Через несколько минут новый доклад – уничтожен дот около кладбища, недалеко от Алхан-Калы. Поработав ещё пушками по зелёнкам, вертолёты улетели от нас.

Выслушав доклад командира батальона, Сергеев отдал приказ на закрепление на новых позициях и мы приготовились к убытию на КП, но в это время наше внимание привлекла автоколонна, которая спокойно пылила вдоль Самашкинского леса в сторону Закан-Юрта. То, что эта была колонна какого-то полка сомнений не было, но как она туда попала и куда сейчас свёрнёт – это был ещё тот вопрос. Командир ринулся к радиостанции, но взяв в руку микрофон, вновь его положил на место. Из расположения третьей роты выскочило два БМП и ринулись к железнодорожному переезду, куда подходили головные машины автоколонны, готовые свернуть в сторону чеченского селения. Они успели вовремя и мы с облегчением перевели дух, увидев, как колонна, завернув в нашу сторону, тяжело стала подыматься к командному пункту полка.

– Чёрт побери, что это за дурак вёл колонну? – Командир полка стёр со лба пот и замер в удивлении. Замерли и все кто был на КНП полка, а затем повернулись в сторону мощного гула, донесшегося издалека.

– Борис Геннадьевич, – возбуждённо воскликнул Сергеев, – блин, я же совсем забыл, ведь это запланированный группировкой массированный огонь. Говорят, до тысячи стволов будет участвовать.

Действительно, я тут же вспомнил распоряжение начальника артиллерии группировки.
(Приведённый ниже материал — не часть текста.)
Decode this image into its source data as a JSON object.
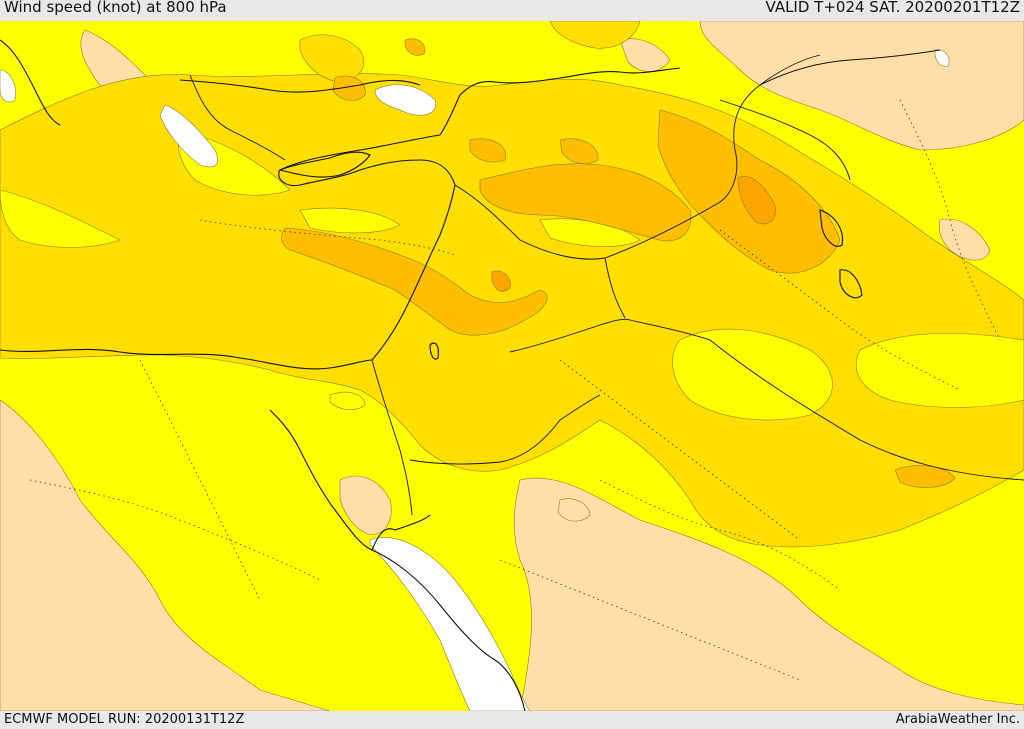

Впрочем, в связи с сегодняшней атакой, оно нас не касалось, но в нём говорилось о двух массированных ударов: первый по позициям боевиков в районе Бамута, а второй по всей площади Самашкинского леса, где скрывались несколько отрядов боевиков. Вот и сейчас, все склоны гор за Бамутом кипели от разрывов тысяч снарядов.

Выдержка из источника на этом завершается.